Underwood entered the office as Sauerwine hurried off. ‘Alison, we’ve got the warrant to search the Dog and Feathers.’

‘About bloody time,’ Dexter snorted as she stood and pulled on her jacket. ‘These fucking magistrates need a rocket.’

‘I’ve got a couple of plain clothes coppers stationed outside the pub,’ Underwood replied. ‘They’ve been there for two hours. They haven’t seen anything suspicious. Nobody matching the description of Norlington, Garrod or whoever the bloke is. I was about to go over there and serve the warrant on the landlord.’

Dexter nodded. ‘Take as many spare bodies as you can muster. This guy is strong and downright evil. There’s no chance of a firearms team I suppose?’

Underwood laughed humourlessly.

‘Stupid question,’ Dexter admitted. ‘Let’s go.’

‘You’re coming?’

‘Of course. Problem?’

Underwood scratched the back of his neck. ‘I think it’s a bad idea. I can handle it. This is an emotional issue for you. Let’s say you’re right and this is Garrod. If he sees you, he might freak out. That’s the last thing we need.’

‘Bollocks. I’m coming. Nobody else here can identify the bloke. Besides, I want to be there when this arsehole is put down.’

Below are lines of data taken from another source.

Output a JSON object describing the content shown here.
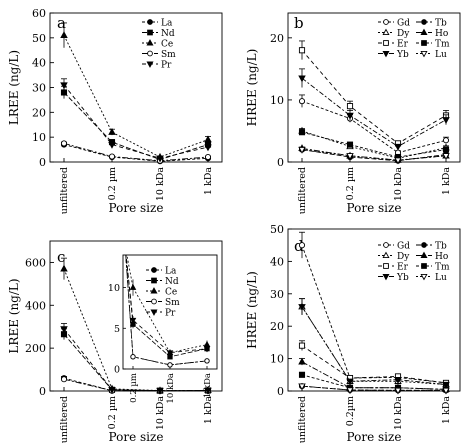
{
  "chart_data": [
    {
      "panel": "a",
      "type": "line",
      "categories": [
        "unfiltered",
        "0.2 µm",
        "10 kDa",
        "1 kDa"
      ],
      "xlabel": "Pore size",
      "ylabel": "LREE (ng/L)",
      "ylim": [
        0,
        60
      ],
      "yticks": [
        0,
        10,
        20,
        30,
        40,
        50,
        60
      ],
      "legend_position": "top-right",
      "series": [
        {
          "name": "La",
          "marker": "filled-circle",
          "values": [
            7,
            2,
            0.3,
            1.5
          ],
          "errors": [
            0.5,
            0.3,
            0.1,
            0.3
          ]
        },
        {
          "name": "Nd",
          "marker": "filled-square",
          "values": [
            28,
            8,
            1,
            7
          ],
          "errors": [
            2.5,
            1,
            0.3,
            1
          ]
        },
        {
          "name": "Ce",
          "marker": "filled-triangle-up",
          "values": [
            51,
            12,
            2,
            9
          ],
          "errors": [
            5,
            1.2,
            0.4,
            1.3
          ]
        },
        {
          "name": "Sm",
          "marker": "open-circle",
          "values": [
            7.5,
            2.2,
            0.5,
            2
          ],
          "errors": [
            0.5,
            0.3,
            0.1,
            0.3
          ]
        },
        {
          "name": "Pr",
          "marker": "filled-triangle-down",
          "values": [
            31,
            7,
            1.5,
            6
          ],
          "errors": [
            2.5,
            0.8,
            0.3,
            0.8
          ]
        }
      ]
    },
    {
      "panel": "b",
      "type": "line",
      "categories": [
        "unfiltered",
        "0.2 µm",
        "10 kDa",
        "1 kDa"
      ],
      "xlabel": "Pore size",
      "ylabel": "HREE (ng/L)",
      "ylim": [
        0,
        24
      ],
      "yticks": [
        0,
        10,
        20
      ],
      "legend_position": "top-right",
      "series": [
        {
          "name": "Gd",
          "marker": "open-circle",
          "values": [
            9.8,
            7,
            1.5,
            3.5
          ],
          "errors": [
            1,
            0.6,
            0.3,
            0.5
          ]
        },
        {
          "name": "Tb",
          "marker": "filled-circle",
          "values": [
            2,
            0.8,
            0.2,
            1.2
          ],
          "errors": [
            0.2,
            0.1,
            0.05,
            0.1
          ]
        },
        {
          "name": "Dy",
          "marker": "open-triangle-up",
          "values": [
            5,
            2.5,
            0.6,
            2.3
          ],
          "errors": [
            0.4,
            0.3,
            0.1,
            0.3
          ]
        },
        {
          "name": "Ho",
          "marker": "filled-triangle-up",
          "values": [
            2.2,
            1,
            0.3,
            1
          ],
          "errors": [
            0.2,
            0.1,
            0.05,
            0.1
          ]
        },
        {
          "name": "Er",
          "marker": "open-square",
          "values": [
            18,
            9,
            3,
            7.5
          ],
          "errors": [
            1.5,
            0.8,
            0.4,
            0.8
          ]
        },
        {
          "name": "Tm",
          "marker": "filled-square",
          "values": [
            4.8,
            2.8,
            0.8,
            2
          ],
          "errors": [
            0.4,
            0.3,
            0.1,
            0.2
          ]
        },
        {
          "name": "Yb",
          "marker": "filled-triangle-down",
          "values": [
            13.5,
            7.5,
            2.5,
            6.8
          ],
          "errors": [
            1.5,
            0.8,
            0.3,
            0.8
          ]
        },
        {
          "name": "Lu",
          "marker": "open-triangle-down",
          "values": [
            2,
            1,
            0.3,
            1
          ],
          "errors": [
            0.2,
            0.1,
            0.05,
            0.1
          ]
        }
      ]
    },
    {
      "panel": "c",
      "type": "line",
      "categories": [
        "unfiltered",
        "0.2 µm",
        "10 kDa",
        "1 kDa"
      ],
      "xlabel": "Pore size",
      "ylabel": "LREE (ng/L)",
      "ylim": [
        0,
        700
      ],
      "yticks": [
        0,
        200,
        400,
        600
      ],
      "legend_position": "inset",
      "series": [
        {
          "name": "La",
          "marker": "filled-circle",
          "values": [
            60,
            1.5,
            0.5,
            1
          ],
          "errors": [
            8,
            0.2,
            0.1,
            0.2
          ]
        },
        {
          "name": "Nd",
          "marker": "filled-square",
          "values": [
            265,
            5.5,
            1.5,
            2.5
          ],
          "errors": [
            25,
            0.5,
            0.3,
            0.4
          ]
        },
        {
          "name": "Ce",
          "marker": "filled-triangle-up",
          "values": [
            570,
            10,
            2,
            3
          ],
          "errors": [
            50,
            1,
            0.3,
            0.5
          ]
        },
        {
          "name": "Sm",
          "marker": "open-circle",
          "values": [
            55,
            1.5,
            0.5,
            1
          ],
          "errors": [
            6,
            0.2,
            0.1,
            0.2
          ]
        },
        {
          "name": "Pr",
          "marker": "filled-triangle-down",
          "values": [
            290,
            6,
            2,
            2.5
          ],
          "errors": [
            25,
            0.5,
            0.3,
            0.4
          ]
        }
      ],
      "inset": {
        "ylim": [
          0,
          14
        ],
        "yticks": [
          0,
          5,
          10
        ],
        "categories": [
          "0.2 µm",
          "10 kDa",
          "1 kDa"
        ]
      }
    },
    {
      "panel": "d",
      "type": "line",
      "categories": [
        "unfiltered",
        "0.2µm",
        "10 kDa",
        "1 kDa"
      ],
      "xlabel": "Pore size",
      "ylabel": "HREE (ng/L)",
      "ylim": [
        0,
        50
      ],
      "yticks": [
        0,
        10,
        20,
        30,
        40,
        50
      ],
      "legend_position": "top-right",
      "series": [
        {
          "name": "Gd",
          "marker": "open-circle",
          "values": [
            45,
            4,
            4.2,
            2.5
          ],
          "errors": [
            4,
            0.4,
            0.4,
            0.3
          ]
        },
        {
          "name": "Tb",
          "marker": "filled-circle",
          "values": [
            1.5,
            0.3,
            0.2,
            0.2
          ],
          "errors": [
            0.2,
            0.05,
            0.05,
            0.05
          ]
        },
        {
          "name": "Dy",
          "marker": "open-triangle-up",
          "values": [
            26,
            3,
            3,
            2
          ],
          "errors": [
            2.5,
            0.3,
            0.3,
            0.2
          ]
        },
        {
          "name": "Ho",
          "marker": "filled-triangle-up",
          "values": [
            9,
            1,
            1,
            0.5
          ],
          "errors": [
            1,
            0.1,
            0.1,
            0.1
          ]
        },
        {
          "name": "Er",
          "marker": "open-square",
          "values": [
            14,
            4,
            4.5,
            2.5
          ],
          "errors": [
            1.5,
            0.4,
            0.4,
            0.3
          ]
        },
        {
          "name": "Tm",
          "marker": "filled-square",
          "values": [
            5,
            1,
            1,
            0.5
          ],
          "errors": [
            0.5,
            0.1,
            0.1,
            0.1
          ]
        },
        {
          "name": "Yb",
          "marker": "filled-triangle-down",
          "values": [
            26,
            3,
            3.5,
            2
          ],
          "errors": [
            2.5,
            0.3,
            0.3,
            0.2
          ]
        },
        {
          "name": "Lu",
          "marker": "open-triangle-down",
          "values": [
            1.5,
            0.3,
            0.2,
            0.2
          ],
          "errors": [
            0.2,
            0.05,
            0.05,
            0.05
          ]
        }
      ]
    }
  ],
  "colors": {
    "ink": "#000000",
    "background": "#ffffff"
  }
}
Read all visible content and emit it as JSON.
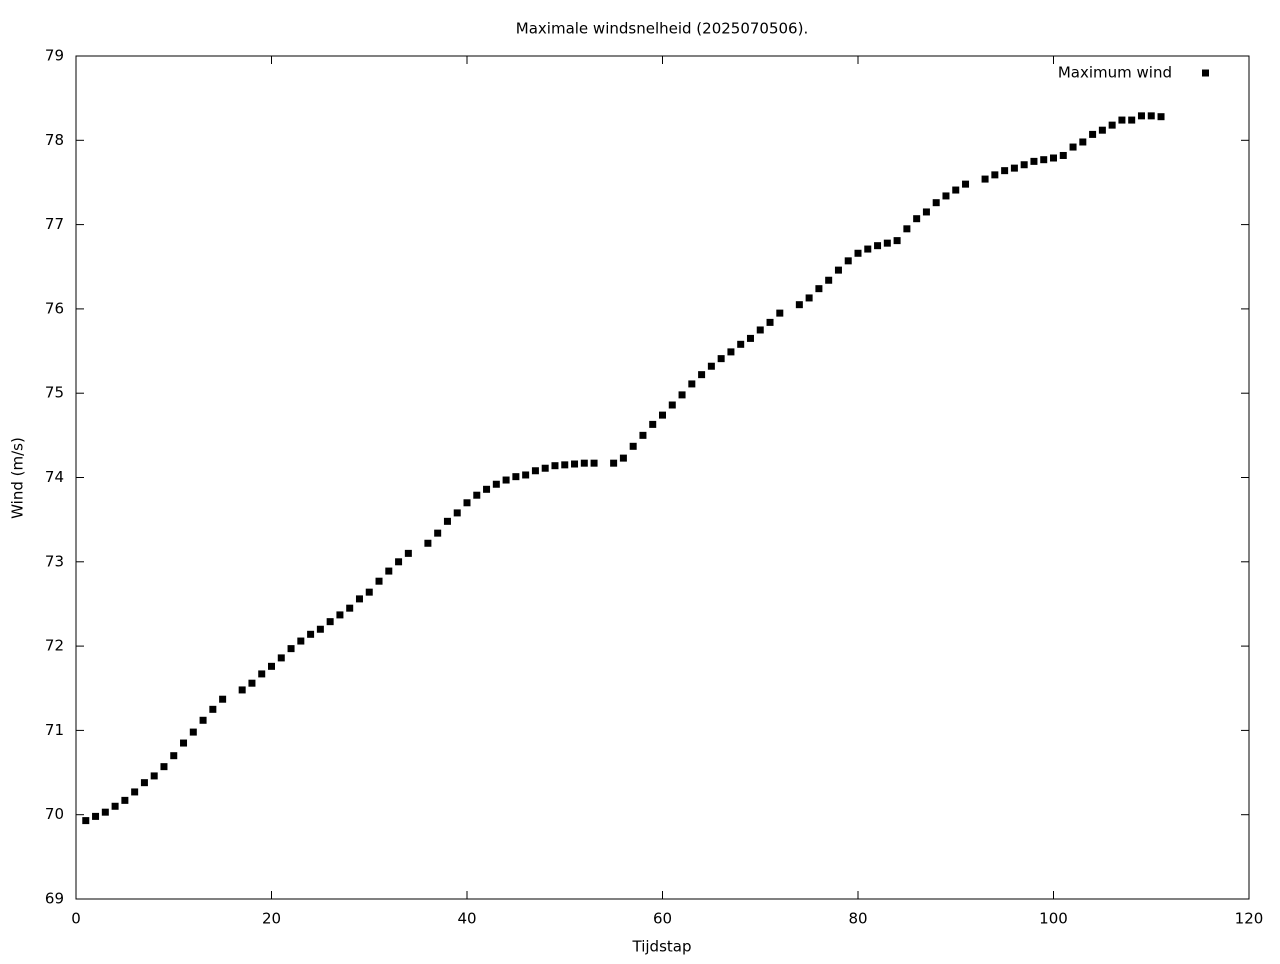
{
  "chart_data": {
    "type": "scatter",
    "title": "Maximale windsnelheid (2025070506).",
    "x_label": "Tijdstap",
    "y_label": "Wind (m/s)",
    "xlim": [
      0,
      120
    ],
    "xticks": [
      0,
      20,
      40,
      60,
      80,
      100,
      120
    ],
    "ylim": [
      69,
      79
    ],
    "yticks": [
      69,
      70,
      71,
      72,
      73,
      74,
      75,
      76,
      77,
      78,
      79
    ],
    "legend": "top-right",
    "series": [
      {
        "name": "Maximum wind",
        "color": "#000000",
        "x": [
          1,
          2,
          3,
          4,
          5,
          6,
          7,
          8,
          9,
          10,
          11,
          12,
          13,
          14,
          15,
          17,
          18,
          19,
          20,
          21,
          22,
          23,
          24,
          25,
          26,
          27,
          28,
          29,
          30,
          31,
          32,
          33,
          34,
          36,
          37,
          38,
          39,
          40,
          41,
          42,
          43,
          44,
          45,
          46,
          47,
          48,
          49,
          50,
          51,
          52,
          53,
          55,
          56,
          57,
          58,
          59,
          60,
          61,
          62,
          63,
          64,
          65,
          66,
          67,
          68,
          69,
          70,
          71,
          72,
          74,
          75,
          76,
          77,
          78,
          79,
          80,
          81,
          82,
          83,
          84,
          85,
          86,
          87,
          88,
          89,
          90,
          91,
          93,
          94,
          95,
          96,
          97,
          98,
          99,
          100,
          101,
          102,
          103,
          104,
          105,
          106,
          107,
          108,
          109,
          110,
          111
        ],
        "values": [
          69.93,
          69.98,
          70.03,
          70.1,
          70.17,
          70.27,
          70.38,
          70.46,
          70.57,
          70.7,
          70.85,
          70.98,
          71.12,
          71.25,
          71.37,
          71.48,
          71.56,
          71.67,
          71.76,
          71.86,
          71.97,
          72.06,
          72.14,
          72.2,
          72.29,
          72.37,
          72.45,
          72.56,
          72.64,
          72.77,
          72.89,
          73.0,
          73.1,
          73.22,
          73.34,
          73.48,
          73.58,
          73.7,
          73.79,
          73.86,
          73.92,
          73.97,
          74.01,
          74.03,
          74.08,
          74.11,
          74.14,
          74.15,
          74.16,
          74.17,
          74.17,
          74.17,
          74.23,
          74.37,
          74.5,
          74.63,
          74.74,
          74.86,
          74.98,
          75.11,
          75.22,
          75.32,
          75.41,
          75.49,
          75.58,
          75.65,
          75.75,
          75.84,
          75.95,
          76.05,
          76.13,
          76.24,
          76.34,
          76.46,
          76.57,
          76.66,
          76.71,
          76.75,
          76.78,
          76.81,
          76.95,
          77.07,
          77.15,
          77.26,
          77.34,
          77.41,
          77.48,
          77.54,
          77.59,
          77.64,
          77.67,
          77.71,
          77.75,
          77.77,
          77.79,
          77.82,
          77.92,
          77.98,
          78.07,
          78.12,
          78.18,
          78.24,
          78.24,
          78.29,
          78.29,
          78.28
        ]
      }
    ]
  }
}
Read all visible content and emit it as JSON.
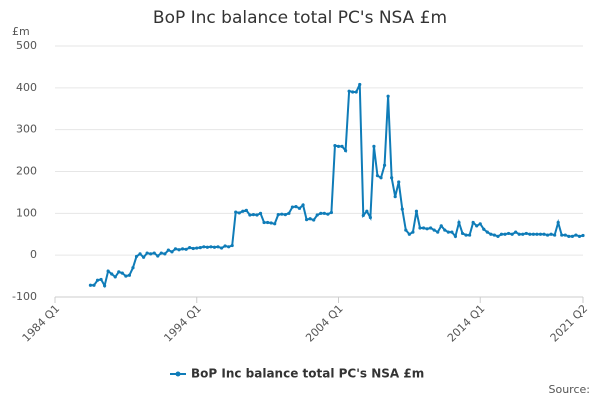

Dexter picked up the ‘Primal Cut’ file as she left the office. ‘I’ll talk you through what I know in the car. How long is the drive?’

‘Twenty minutes.’ Underwood followed Dexter down the stairs of New Bolden police station. Dexter was wearing a black suit from Marks and Spencer. He knew that she had three very similar black suits; that she sometimes interchanged the jackets. He knew that they were from M&S because he had seen her there. He buried his madness.

Underwood drove them out of New Bolden. Dexter silently read through the file.

‘So talk to me then,’ he said eventually. ‘Tell me about this Garrod guy then.’

Dexter looked out of the window as Cambridgeshire raced past. ‘I’m sure you recall the basics. When I worked back in Leyton, McInally and I were investigating a murder case. Someone hauled a dismembered body out of the river Lea. There was a connection with another case, a
Smithfield porter who’d also been dismembered. I made a link to the Garrods. They ran a butcher’s shop in Leyton. We took a squad to raid the place. Ray Garrod did a runner and was hit by a car. Bartholomew Garrod wasn’t there. He’s been missing ever since. Bartholomew was the “brains” of the outfit: although that’s a very generous description. Ray was slow. He had some form of mental disability. The post-mortem showed he had a metal plate in his head. He was brain damaged as a child. They were a weird pair, both of them. I think that’s why I caught them: I knew that there was something odd about them.’

‘Had they always lived in London?’ Underwood asked, wondering where Bartholomew Garrod could have hidden for nearly seven years.

Dexter nodded. ‘Yes. The father was from Leyton, the mother from Dalston. Both died in 1975.’